Расчет Тиллима был прост: узнать, что на уме у этого тупого детины, войти к нему в доверие, погасить конфликт и всучить ему купюру. Однако, несмотря на соприкосновение, телепатическая способность не просыпалась, кроме собственных неприятных догадок, в папалексиевскую голову ничего не приходило. Между тем очередь заволновалась, а торговец все-таки забрал деньги, прорычав для порядка:
— Твое счастье, что клиенты ждать не любят, а то бы…
Напутствуемый шипением недовольных покупателей, Папалексиев удалился восвояси. «Отдав последние гроши, я лишился и драгоценного дара», — думал он.

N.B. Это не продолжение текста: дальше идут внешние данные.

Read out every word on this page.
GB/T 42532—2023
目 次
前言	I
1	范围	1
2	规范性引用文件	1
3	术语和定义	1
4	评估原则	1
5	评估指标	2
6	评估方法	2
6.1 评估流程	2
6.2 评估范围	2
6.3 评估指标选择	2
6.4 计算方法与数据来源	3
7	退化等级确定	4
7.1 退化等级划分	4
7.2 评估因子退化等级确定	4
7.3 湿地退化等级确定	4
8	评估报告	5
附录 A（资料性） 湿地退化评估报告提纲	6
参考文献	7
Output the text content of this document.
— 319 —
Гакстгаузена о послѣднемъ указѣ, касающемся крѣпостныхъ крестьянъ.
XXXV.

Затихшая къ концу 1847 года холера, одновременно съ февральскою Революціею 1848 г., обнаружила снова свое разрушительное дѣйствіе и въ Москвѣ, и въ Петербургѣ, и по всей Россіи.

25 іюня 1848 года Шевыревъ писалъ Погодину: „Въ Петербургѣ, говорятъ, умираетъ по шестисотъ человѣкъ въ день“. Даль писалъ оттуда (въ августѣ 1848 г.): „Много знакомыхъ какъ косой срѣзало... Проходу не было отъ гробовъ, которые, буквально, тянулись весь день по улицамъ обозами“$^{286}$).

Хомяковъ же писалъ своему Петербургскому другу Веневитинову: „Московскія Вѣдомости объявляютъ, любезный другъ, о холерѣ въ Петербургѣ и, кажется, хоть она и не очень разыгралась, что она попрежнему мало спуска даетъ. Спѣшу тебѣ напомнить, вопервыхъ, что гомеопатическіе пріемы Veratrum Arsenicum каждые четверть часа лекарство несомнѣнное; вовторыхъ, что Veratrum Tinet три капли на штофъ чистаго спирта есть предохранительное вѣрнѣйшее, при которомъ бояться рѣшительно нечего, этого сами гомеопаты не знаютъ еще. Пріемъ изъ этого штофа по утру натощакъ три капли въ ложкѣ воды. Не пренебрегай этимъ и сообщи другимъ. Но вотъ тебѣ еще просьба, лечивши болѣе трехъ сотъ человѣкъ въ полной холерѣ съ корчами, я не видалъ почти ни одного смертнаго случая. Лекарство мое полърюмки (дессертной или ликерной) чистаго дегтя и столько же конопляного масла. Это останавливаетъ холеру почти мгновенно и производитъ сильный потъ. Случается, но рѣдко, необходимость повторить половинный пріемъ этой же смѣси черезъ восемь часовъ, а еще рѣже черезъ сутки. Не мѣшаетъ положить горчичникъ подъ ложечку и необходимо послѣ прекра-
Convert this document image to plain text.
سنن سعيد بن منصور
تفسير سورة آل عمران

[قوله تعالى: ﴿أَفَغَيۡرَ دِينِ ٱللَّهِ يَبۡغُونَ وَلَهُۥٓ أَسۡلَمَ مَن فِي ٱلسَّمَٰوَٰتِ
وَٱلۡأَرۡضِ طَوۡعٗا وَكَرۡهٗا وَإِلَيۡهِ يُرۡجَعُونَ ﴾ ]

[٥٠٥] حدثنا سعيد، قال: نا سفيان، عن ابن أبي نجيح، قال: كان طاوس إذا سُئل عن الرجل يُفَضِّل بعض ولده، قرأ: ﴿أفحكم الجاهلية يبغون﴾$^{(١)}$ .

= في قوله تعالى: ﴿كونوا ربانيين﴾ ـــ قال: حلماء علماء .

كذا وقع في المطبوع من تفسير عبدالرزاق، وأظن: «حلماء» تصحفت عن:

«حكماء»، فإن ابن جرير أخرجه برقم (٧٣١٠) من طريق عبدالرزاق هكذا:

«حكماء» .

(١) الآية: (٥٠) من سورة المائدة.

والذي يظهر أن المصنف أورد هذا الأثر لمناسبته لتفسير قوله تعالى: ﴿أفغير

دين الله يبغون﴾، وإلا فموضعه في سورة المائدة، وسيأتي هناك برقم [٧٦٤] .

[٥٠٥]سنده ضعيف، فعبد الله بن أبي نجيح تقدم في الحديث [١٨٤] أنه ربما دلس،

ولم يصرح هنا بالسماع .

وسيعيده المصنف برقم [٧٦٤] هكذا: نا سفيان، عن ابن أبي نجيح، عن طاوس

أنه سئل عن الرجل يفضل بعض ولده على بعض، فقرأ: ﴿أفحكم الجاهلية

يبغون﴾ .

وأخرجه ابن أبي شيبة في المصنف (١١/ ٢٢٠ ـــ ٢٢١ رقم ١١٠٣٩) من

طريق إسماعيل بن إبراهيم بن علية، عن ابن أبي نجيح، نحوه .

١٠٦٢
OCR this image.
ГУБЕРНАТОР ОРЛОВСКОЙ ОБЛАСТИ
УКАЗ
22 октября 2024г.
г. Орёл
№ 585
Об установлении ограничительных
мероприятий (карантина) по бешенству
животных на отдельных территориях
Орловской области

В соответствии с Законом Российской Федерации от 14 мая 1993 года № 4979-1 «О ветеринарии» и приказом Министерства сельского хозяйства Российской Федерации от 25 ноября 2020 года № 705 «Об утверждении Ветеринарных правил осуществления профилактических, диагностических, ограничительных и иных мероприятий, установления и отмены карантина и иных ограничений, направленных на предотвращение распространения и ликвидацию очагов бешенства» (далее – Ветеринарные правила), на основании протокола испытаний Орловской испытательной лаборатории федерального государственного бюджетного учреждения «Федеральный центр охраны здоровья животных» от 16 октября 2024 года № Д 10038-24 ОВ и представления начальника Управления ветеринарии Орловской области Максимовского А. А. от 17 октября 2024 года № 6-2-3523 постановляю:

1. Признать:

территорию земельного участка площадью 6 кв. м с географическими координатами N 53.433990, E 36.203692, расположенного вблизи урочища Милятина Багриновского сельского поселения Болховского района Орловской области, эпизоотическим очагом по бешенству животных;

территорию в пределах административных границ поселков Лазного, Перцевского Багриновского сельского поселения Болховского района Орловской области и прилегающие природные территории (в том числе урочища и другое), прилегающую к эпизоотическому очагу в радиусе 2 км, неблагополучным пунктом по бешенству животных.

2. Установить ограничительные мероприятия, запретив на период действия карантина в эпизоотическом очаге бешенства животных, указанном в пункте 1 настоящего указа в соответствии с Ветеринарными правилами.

Состояние его приближалось к обмороку. Тиллима одолевали сомнения в праведности совершенного поступка, он даже предположил, что сама бабка Авдотьи устроила все именно так, чтобы наказать его за непозволительное любопытство и за проснувшуюся в нем жадность. «От добра добра не ищут!» — старая пословица слишком поздно пришла ему на ум, впрочем, она тут же сменилась другой мудростью, которая показалась Тиллиму вполне своевременной: «Если тебе плохо, найди того, кому хуже, и помоги ему». Ухватившись за этот совет, как за соломинку, Тиллим бросился раздавать яблоки встречным детям. Найдя нищего, он выгреб из карманов последнюю мелочь и бережно опустил в шляпу, себе же оставил лишь жетон, вспомнив, что его звонка ждет Авдотья. Среди множества искалеченных автоматов он отыскал один исправный и стал набирать номер. Неоднократные попытки дозвониться до знакомой успехом не увенчались. В ответ на пароль из семи цифр в трубке слышались только короткие гудки. Ничего не оставалось делать, как только заглянуть к Авдотье в гости, и Тиллим побрел в сторону ее дома, то и дело задевая прохожих, в надежде, что его исключительные способности вот-вот вернутся. Однако чуда не происходило, чужие мысли и чувства не желали передаваться Тиллиму, его собственные иллюзии терпели крах, а заманчивые горизонты будущего становились недосягаемыми.